As month followed month, though his strength increased upon him under much labour, and though his cheeks were tanned by sunshine and weather, the broad forehead grew whiter under his cap, and more thoughtful, and his eyes were saddened and his features more spiritual; also, while he longed daily to draw his sword and strike great blows at unbelievers for faith's sake and to the honouring of the Holy Cross, the rough fighting instinct of his people, that craved to see blood for its redness and to take the world for love of holding it, no longer awoke suddenly in him, like hunger or thirst, at the wayward call of opportunity. He could not now have plucked out steel to hew down men, as he had done on that spring morning among the flowers of the Tuscan valley, only because it was good to see the dazzling red line follow the long quick sword-stroke, and to ride weight at weight to overthrow it, swinging the death-scythe through the field of life. He wanted the cause and the end now, where once he had desired only the deed, and he had risen another step above the self that had been.

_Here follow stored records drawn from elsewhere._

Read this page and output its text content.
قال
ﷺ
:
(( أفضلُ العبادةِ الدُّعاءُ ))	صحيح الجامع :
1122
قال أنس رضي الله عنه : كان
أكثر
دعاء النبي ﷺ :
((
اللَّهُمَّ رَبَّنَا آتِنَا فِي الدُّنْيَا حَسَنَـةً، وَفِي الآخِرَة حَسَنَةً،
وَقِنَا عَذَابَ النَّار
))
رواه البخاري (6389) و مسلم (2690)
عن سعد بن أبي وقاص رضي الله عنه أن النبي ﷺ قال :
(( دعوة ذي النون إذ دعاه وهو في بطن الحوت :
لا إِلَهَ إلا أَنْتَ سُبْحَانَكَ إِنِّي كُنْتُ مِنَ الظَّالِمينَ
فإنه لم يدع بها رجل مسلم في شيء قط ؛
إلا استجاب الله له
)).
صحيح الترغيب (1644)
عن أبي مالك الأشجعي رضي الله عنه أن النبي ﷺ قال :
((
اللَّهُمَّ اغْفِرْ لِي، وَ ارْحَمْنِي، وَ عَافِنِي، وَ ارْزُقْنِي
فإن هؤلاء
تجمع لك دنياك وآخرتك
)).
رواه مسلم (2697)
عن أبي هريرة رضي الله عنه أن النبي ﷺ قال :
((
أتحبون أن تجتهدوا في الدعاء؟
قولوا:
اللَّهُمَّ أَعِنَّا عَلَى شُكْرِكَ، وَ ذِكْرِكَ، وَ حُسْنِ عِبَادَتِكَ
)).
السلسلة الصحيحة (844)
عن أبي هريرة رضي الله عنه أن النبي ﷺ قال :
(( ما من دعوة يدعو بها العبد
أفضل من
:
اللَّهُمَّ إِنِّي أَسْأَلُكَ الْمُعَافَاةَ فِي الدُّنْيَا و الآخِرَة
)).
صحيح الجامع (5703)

He knew it, and nevertheless, as he sat still after he had eaten his midday meal, he saw that his years had been very sad since his first great sorrow; and each time when he thought he had gone forward some strong thing had driven him back, or some great grief had fallen upon him, and he himself had almost been forced down. He had been proud of his arms and his boyish skill at Faringdon, and before his eyes his father had been foully slain; he had faced the murderer in the cause of right, and he himself had been half killed; he had believed in his mother as in heaven, and she had defiled his father's memory and robbed her son of his inheritance; he had sought peace in Rome, and had found madness and strife; he had desired to do knightly deeds and had killed men for nothing; he loved a maiden with a maiden heart, and at the touch of a faithless woman his blood rose in his throat, and for a look of hers and a tone of her voice he had put forth his hands to grapple with sudden death, forgetting the other, the better, the dearer.

So he was thinking, and the door of his tent was darkened for a moment, so that he looked up. There stood one of Queen Eleanor's attendant knights, in tunic and hose, one hand on his sword-hilt, the other holding his round cap in the act of salutation. He was a Gascon, of middle height, spare and elastic as a steel blade, dark as a Moor, with fiery eyes and thin black mustaches that stuck up like a cat's whiskers. His manner was exaggerated, and he made great gestures, but he was a true man and brave. Gilbert rose to meet him, and saw behind him a soldier carrying something small and heavy on one shoulder, steadying it with his hand.

"The Lord of Stoke?" the knight began in a tone of inquiry.